The high food prices have had a pronounced negative impact on food security of the poor households who spend a substantial portion of their income on food.
"Everyone's been hit by the rising food prices, but it's the poorest of the poor who will suffer the most."
Government has been urging people to grow vegetable in the back garden as a source of food. The minister on Friday further advised communities to use fallow land.
She said her department had undertaken the first phase of increasing production in the country by 10-15 percent through the Llima/Letsema campaign.
"In this case, the issue of high food prices was addressed through Llima/Letsema in order to increase food production by making use of all available land, especially land lying fallow in the rural and peri-urban areas.
The campaign, launched in Jacobsdal in the Free State in August 2008, aims to revive the traditional community building; self help synergy where citizens collectively take responsibility by contributing towards finding solutions to pertinent issues
However, it is not just the economic situation that has caused food prices to soar.
Population growth and changing diets in developing countries have created an expanding demand for food, this has coincided with a drop in supply of food as a result of erratic weather, increased fertiliser prices and the amount of agricultural land now set aside for the biofuel industry.
About 21 of the 36 countries experiencing what the UN's Food and Agricultural Organisation defines as a food security crisis are in sub-Saharan Africa.
While food prices are declining worldwide as economies contract, South Africa is losing much of the benefit in imports and exports due to the weak ran over the past six months.
Chief Executive Officer (CEO) of the National Agricultural Marketing Council (NAMC) Ronald Ramabulana said: "We are a net importer of products such as wheat, meat, soya bean and sunflower. The only exception currently is maize."
"The combination of a weak rand and import parity pricing was often neutralising lower global food prices.
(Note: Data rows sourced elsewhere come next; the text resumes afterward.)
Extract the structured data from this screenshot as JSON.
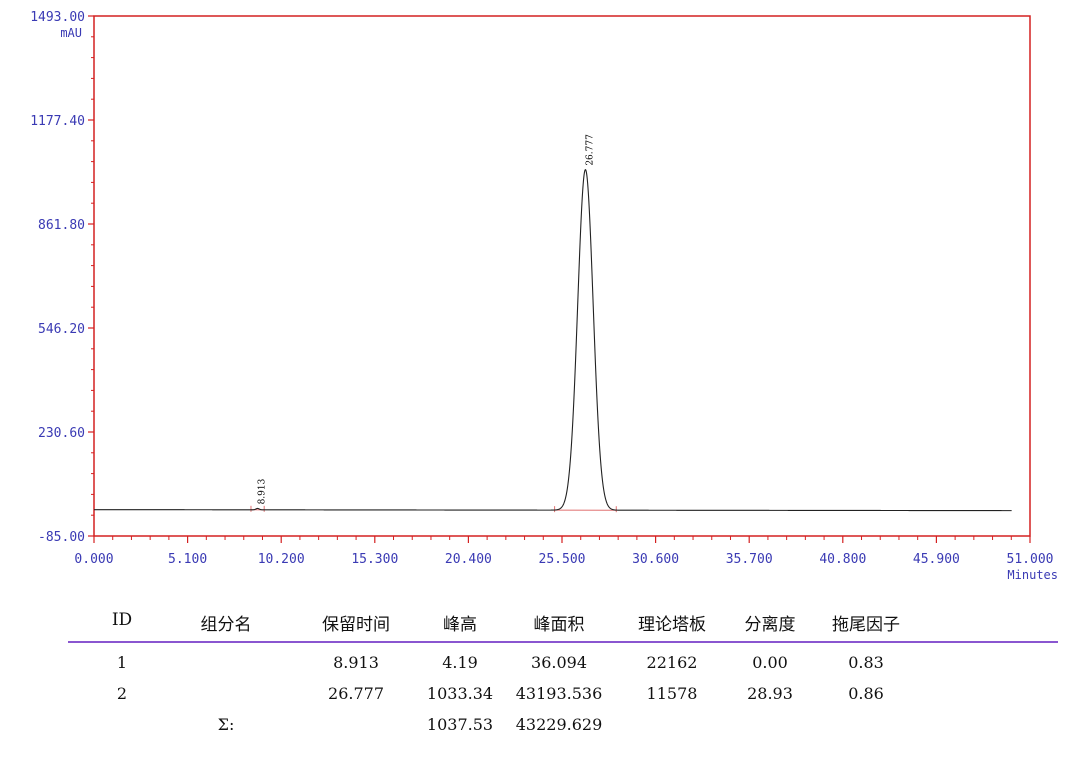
{
  "chart_data": {
    "type": "line",
    "y_axis": {
      "unit": "mAU",
      "ylim": [
        -85.0,
        1493.0
      ],
      "tick_labels": [
        "1493.00",
        "1177.40",
        "861.80",
        "546.20",
        "230.60",
        "-85.00"
      ],
      "tick_values": [
        1493.0,
        1177.4,
        861.8,
        546.2,
        230.6,
        -85.0
      ]
    },
    "x_axis": {
      "unit": "Minutes",
      "xlim": [
        0.0,
        51.0
      ],
      "tick_labels": [
        "0.000",
        "5.100",
        "10.200",
        "15.300",
        "20.400",
        "25.500",
        "30.600",
        "35.700",
        "40.800",
        "45.900",
        "51.000"
      ],
      "tick_values": [
        0.0,
        5.1,
        10.2,
        15.3,
        20.4,
        25.5,
        30.6,
        35.7,
        40.8,
        45.9,
        51.0
      ]
    },
    "grid": false,
    "baseline": {
      "x_start": 0.0,
      "x_end": 50.0,
      "y_start": -5.0,
      "y_end": -8.0
    },
    "peaks": [
      {
        "label": "8.913",
        "rt": 8.913,
        "height": 4.19,
        "sigma": 0.09
      },
      {
        "label": "26.777",
        "rt": 26.777,
        "height": 1033.34,
        "sigma": 0.42
      }
    ],
    "colors": {
      "frame": "#d42020",
      "tick_text": "#3a3ab4",
      "trace": "#222222",
      "integration_baseline": "#e07070"
    }
  },
  "table": {
    "headers": [
      "ID",
      "组分名",
      "保留时间",
      "峰高",
      "峰面积",
      "理论塔板",
      "分离度",
      "拖尾因子"
    ],
    "rows": [
      [
        "1",
        "",
        "8.913",
        "4.19",
        "36.094",
        "22162",
        "0.00",
        "0.83"
      ],
      [
        "2",
        "",
        "26.777",
        "1033.34",
        "43193.536",
        "11578",
        "28.93",
        "0.86"
      ]
    ],
    "sum_row": [
      "",
      "Σ:",
      "",
      "1037.53",
      "43229.629",
      "",
      "",
      ""
    ],
    "divider_color": "#8a56d0"
  }
}
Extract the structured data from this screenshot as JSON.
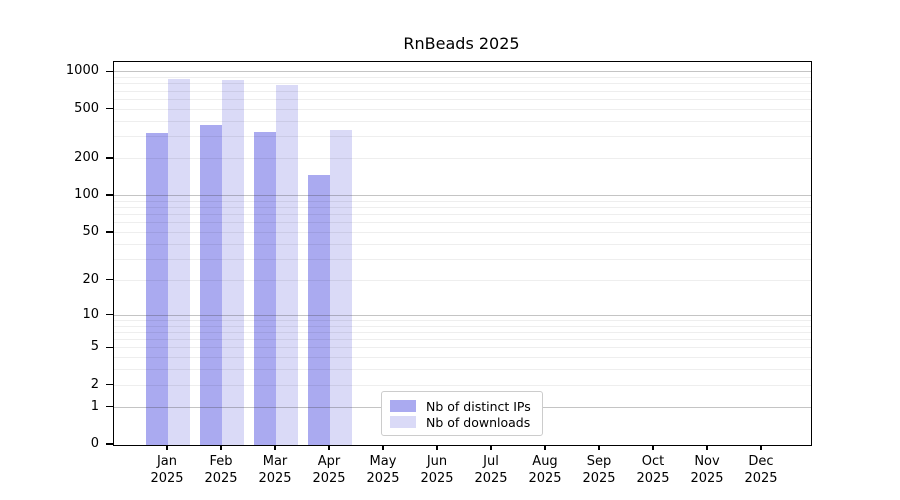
{
  "chart_data": {
    "type": "bar",
    "title": "RnBeads 2025",
    "y_scale": "log10(value+1)",
    "categories": [
      "Jan 2025",
      "Feb 2025",
      "Mar 2025",
      "Apr 2025",
      "May 2025",
      "Jun 2025",
      "Jul 2025",
      "Aug 2025",
      "Sep 2025",
      "Oct 2025",
      "Nov 2025",
      "Dec 2025"
    ],
    "series": [
      {
        "name": "Nb of distinct IPs",
        "color": "#aaaaf0",
        "values": [
          326,
          379,
          330,
          149,
          null,
          null,
          null,
          null,
          null,
          null,
          null,
          null
        ]
      },
      {
        "name": "Nb of downloads",
        "color": "#dadaf7",
        "values": [
          884,
          862,
          786,
          341,
          null,
          null,
          null,
          null,
          null,
          null,
          null,
          null
        ]
      }
    ],
    "yticks": [
      0,
      1,
      2,
      5,
      10,
      20,
      50,
      100,
      200,
      500,
      1000
    ],
    "ylim": [
      0,
      1210
    ],
    "grid": "horizontal, minor lines per log decade",
    "legend_position": "lower center-left inside plot",
    "xlabel": "",
    "ylabel": ""
  }
}
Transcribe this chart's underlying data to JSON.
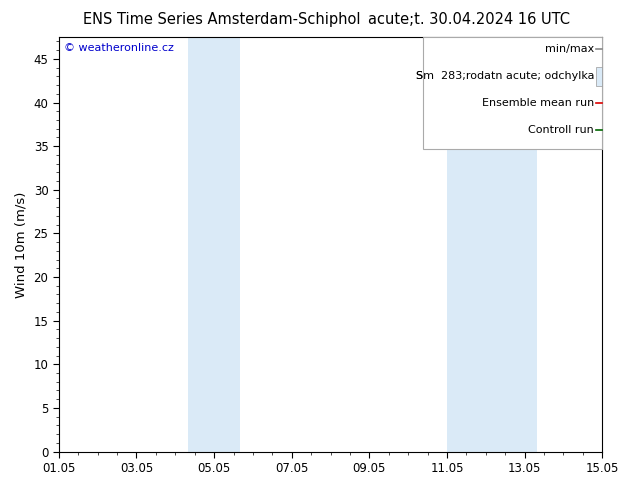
{
  "title_left": "ENS Time Series Amsterdam-Schiphol",
  "title_right": "acute;t. 30.04.2024 16 UTC",
  "ylabel": "Wind 10m (m/s)",
  "ylim": [
    0,
    47.5
  ],
  "yticks": [
    0,
    5,
    10,
    15,
    20,
    25,
    30,
    35,
    40,
    45
  ],
  "x_start": 0,
  "x_end": 14,
  "xtick_labels": [
    "01.05",
    "03.05",
    "05.05",
    "07.05",
    "09.05",
    "11.05",
    "13.05",
    "15.05"
  ],
  "xtick_positions": [
    0,
    2,
    4,
    6,
    8,
    10,
    12,
    14
  ],
  "shaded_bands": [
    {
      "x_start": 3.33,
      "x_end": 4.67,
      "color": "#daeaf7"
    },
    {
      "x_start": 10.0,
      "x_end": 12.33,
      "color": "#daeaf7"
    }
  ],
  "copyright_text": "© weatheronline.cz",
  "copyright_color": "#0000cc",
  "background_color": "#ffffff",
  "plot_bg_color": "#ffffff",
  "title_fontsize": 10.5,
  "tick_fontsize": 8.5,
  "ylabel_fontsize": 9.5,
  "legend_fontsize": 8
}
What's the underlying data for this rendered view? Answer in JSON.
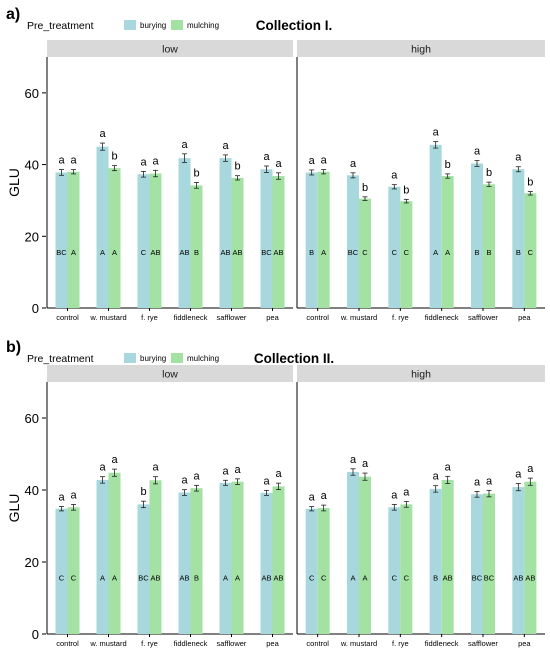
{
  "legend": {
    "title": "Pre_treatment",
    "items": [
      {
        "name": "burying",
        "color": "#a8d8de"
      },
      {
        "name": "mulching",
        "color": "#a3e2a3"
      }
    ]
  },
  "colors": {
    "burying": "#a8d8de",
    "mulching": "#a3e2a3",
    "strip": "#d9d9d9",
    "axis": "#000000"
  },
  "chart_data": [
    {
      "type": "bar",
      "panel_label": "a)",
      "title": "Collection I.",
      "ylabel": "GLU",
      "ylim": [
        0,
        70
      ],
      "yticks": [
        0,
        20,
        40,
        60
      ],
      "categories": [
        "control",
        "w. mustard",
        "f. rye",
        "fiddleneck",
        "safflower",
        "pea"
      ],
      "facets": [
        {
          "name": "low",
          "series": [
            {
              "name": "burying",
              "values": [
                37.8,
                45.0,
                37.3,
                41.8,
                41.8,
                38.7
              ],
              "errors": [
                0.8,
                1.0,
                0.8,
                1.2,
                0.9,
                0.9
              ],
              "letters_top": [
                "a",
                "a",
                "a",
                "a",
                "a",
                "a"
              ],
              "letters_bottom": [
                "BC",
                "A",
                "C",
                "AB",
                "AB",
                "BC"
              ]
            },
            {
              "name": "mulching",
              "values": [
                38.0,
                39.0,
                37.5,
                34.2,
                36.3,
                36.8
              ],
              "errors": [
                0.6,
                0.7,
                0.9,
                0.8,
                0.6,
                0.9
              ],
              "letters_top": [
                "a",
                "b",
                "a",
                "b",
                "b",
                "a"
              ],
              "letters_bottom": [
                "A",
                "A",
                "AB",
                "B",
                "AB",
                "AB"
              ]
            }
          ]
        },
        {
          "name": "high",
          "series": [
            {
              "name": "burying",
              "values": [
                37.8,
                37.0,
                33.8,
                45.5,
                40.3,
                38.7
              ],
              "errors": [
                0.7,
                0.7,
                0.6,
                0.9,
                0.8,
                0.7
              ],
              "letters_top": [
                "a",
                "a",
                "a",
                "a",
                "a",
                "a"
              ],
              "letters_bottom": [
                "B",
                "BC",
                "C",
                "A",
                "B",
                "B"
              ]
            },
            {
              "name": "mulching",
              "values": [
                38.0,
                30.5,
                29.8,
                36.8,
                34.5,
                32.0
              ],
              "errors": [
                0.6,
                0.5,
                0.5,
                0.6,
                0.6,
                0.5
              ],
              "letters_top": [
                "a",
                "b",
                "b",
                "b",
                "b",
                "b"
              ],
              "letters_bottom": [
                "A",
                "C",
                "C",
                "A",
                "B",
                "C"
              ]
            }
          ]
        }
      ]
    },
    {
      "type": "bar",
      "panel_label": "b)",
      "title": "Collection II.",
      "ylabel": "GLU",
      "ylim": [
        0,
        70
      ],
      "yticks": [
        0,
        20,
        40,
        60
      ],
      "categories": [
        "control",
        "w. mustard",
        "f. rye",
        "fiddleneck",
        "safflower",
        "pea"
      ],
      "facets": [
        {
          "name": "low",
          "series": [
            {
              "name": "burying",
              "values": [
                34.8,
                42.8,
                36.0,
                39.3,
                42.0,
                39.2
              ],
              "errors": [
                0.6,
                0.9,
                0.9,
                0.8,
                0.7,
                0.7
              ],
              "letters_top": [
                "a",
                "a",
                "b",
                "a",
                "a",
                "a"
              ],
              "letters_bottom": [
                "C",
                "A",
                "BC",
                "AB",
                "A",
                "AB"
              ]
            },
            {
              "name": "mulching",
              "values": [
                35.2,
                44.8,
                42.7,
                40.5,
                42.3,
                41.0
              ],
              "errors": [
                0.8,
                1.0,
                1.0,
                0.8,
                0.8,
                0.9
              ],
              "letters_top": [
                "a",
                "a",
                "a",
                "a",
                "a",
                "a"
              ],
              "letters_bottom": [
                "C",
                "A",
                "AB",
                "B",
                "A",
                "AB"
              ]
            }
          ]
        },
        {
          "name": "high",
          "series": [
            {
              "name": "burying",
              "values": [
                34.8,
                45.0,
                35.2,
                40.3,
                38.8,
                40.8
              ],
              "errors": [
                0.6,
                0.9,
                0.8,
                0.9,
                0.8,
                1.0
              ],
              "letters_top": [
                "a",
                "a",
                "a",
                "a",
                "a",
                "a"
              ],
              "letters_bottom": [
                "C",
                "A",
                "C",
                "B",
                "BC",
                "AB"
              ]
            },
            {
              "name": "mulching",
              "values": [
                35.0,
                43.7,
                36.0,
                42.8,
                39.0,
                42.3
              ],
              "errors": [
                0.8,
                1.0,
                0.8,
                1.0,
                0.9,
                1.0
              ],
              "letters_top": [
                "a",
                "a",
                "a",
                "a",
                "a",
                "a"
              ],
              "letters_bottom": [
                "C",
                "A",
                "C",
                "AB",
                "BC",
                "AB"
              ]
            }
          ]
        }
      ]
    }
  ]
}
Things would have been much worse for South Africa if it were a net importer of maize.
"Our summer maize crop is planted and we are having a good season as far as the climate is concerned, and a normal crop is expected," Mr Ramabulana said.
The export parity price for maize is about R1 600 a ton. At import parity levels, the price would be about R2 800.
At the consumer level maize prices are also rising, though at a much lower rate than wheat, for instance.
The food price monitor, published by the NAMC, shows maize prices rose 7.62 percent in the 12 months to November 2008 while wheat prices rose nearly 38 percent.
Among the other issues raised in the meetings were for the suppliers to identify possible areas of monopoly in input items and, where appropriate, they were encouraged to report these to the Competitions Commission.
Areas highlighted for possible further investigation were in the packaging, tin, paraffin wax, glass and fertiliser industries.